A Inkhil, ville soulevée et libérée dans le gouvernorat de Deraa, au Sud de la Syrie, absolument pas en zone islamiste, l’aviation russe a bombardé la ville et la population a massivement manifesté, exigeant des batteries anti-aériennes comme de larges secteurs de l’opposition syrienne, auxquels la CIA les a toujours explicitement refusées, ce dont la félicite le site officieux en français des Affaires étrangères russe, Sputnik.
La cible principale de l’aviation russe a été jusque là le front al Nosra, issu d’al Qaïda, chronologiquement la première organisation fascisante islamiste à avoir été introduite en Syrie avec la complicité du régime d’Assad, pour prendre l’insurrection populaire en tenaille, avant Daesh.

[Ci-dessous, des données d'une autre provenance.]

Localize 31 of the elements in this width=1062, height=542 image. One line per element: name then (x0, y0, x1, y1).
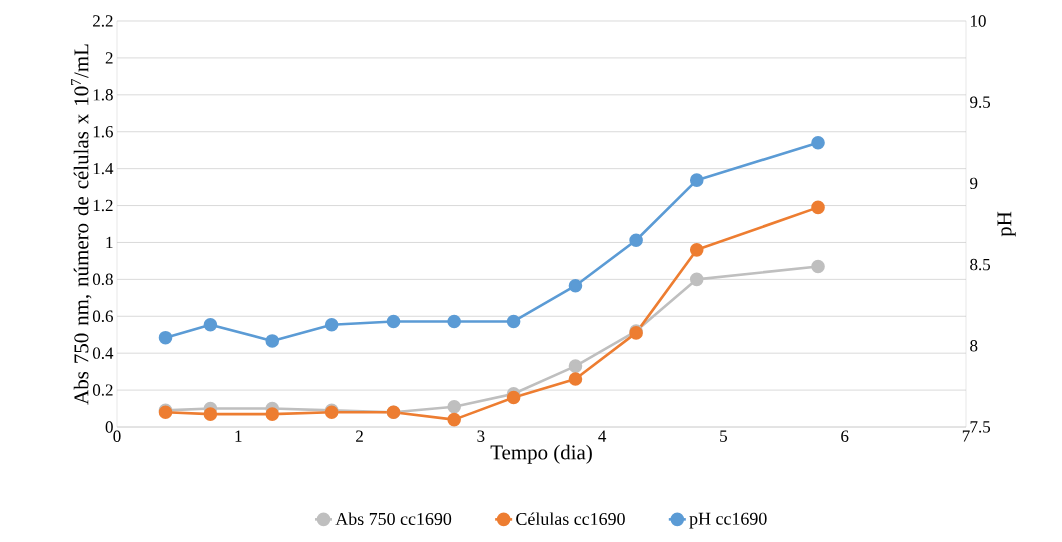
x-tick-label: 2 (356, 430, 363, 442)
y2-axis-title: pH (997, 211, 1016, 237)
x-tick-label: 1 (235, 430, 242, 442)
y2-tick-label: 8 (970, 340, 978, 352)
y2-tick-label: 7.5 (970, 421, 991, 433)
y-tick-label: 1.8 (93, 89, 113, 101)
x-tick-label: 5 (720, 430, 728, 442)
legend-label: pH cc1690 (689, 512, 767, 529)
x-tick-label: 4 (598, 430, 607, 442)
y2-tick-label: 9.5 (970, 96, 991, 108)
y-tick-label: 0.6 (92, 310, 113, 323)
y-tick-label: 0.4 (92, 347, 114, 359)
y-tick-label: 0.2 (92, 384, 113, 396)
y-tick-label: 1.4 (93, 162, 114, 175)
x-tick-label: 3 (477, 430, 485, 442)
x-tick-label: 7 (962, 430, 970, 442)
y2-tick-label: 10 (971, 15, 986, 27)
y2-tick-label: 9 (970, 177, 978, 190)
y-tick-label: 1.2 (93, 199, 113, 212)
y-tick-label: 1.6 (93, 125, 113, 138)
y-axis-title: Abs 750 nm, número de células x 10$^{7}$/mL (71, 44, 92, 405)
y-tick-label: 2 (105, 52, 113, 64)
legend-label: Abs 750 cc1690 (335, 512, 452, 526)
y-tick-label: 1 (106, 236, 113, 249)
x-tick-label: 6 (841, 430, 849, 442)
x-axis-title: Tempo (dia) (490, 444, 592, 464)
y-tick-label: 0.8 (92, 273, 113, 286)
legend-label: Células cc1690 (516, 512, 625, 526)
y-tick-label: 0 (105, 421, 113, 433)
y-tick-label: 2.2 (93, 15, 113, 27)
y2-tick-label: 8.5 (970, 258, 991, 271)
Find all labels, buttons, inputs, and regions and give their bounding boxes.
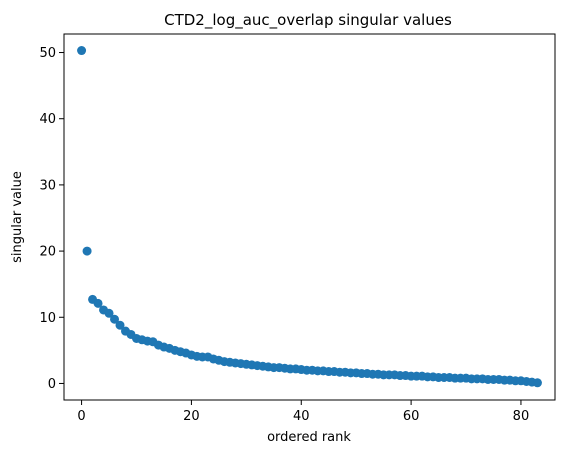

Le choix de cette cible s’explique par le fait que la coalition dirigée par al Nosrah, « l’Armée de la conquête », aidée par l’Arabie saoudite, le Qatar et la Turquie, a effectivement arraché des gains militaires importants ce printemps contre l’armée du régime syrien gagnée par la panique et les désertions. Il s’explique ensuite par le fait qu’ainsi, la Russie peut dire qu’elle frappe des islamistes même s’il ne s’agit pas de Daesh.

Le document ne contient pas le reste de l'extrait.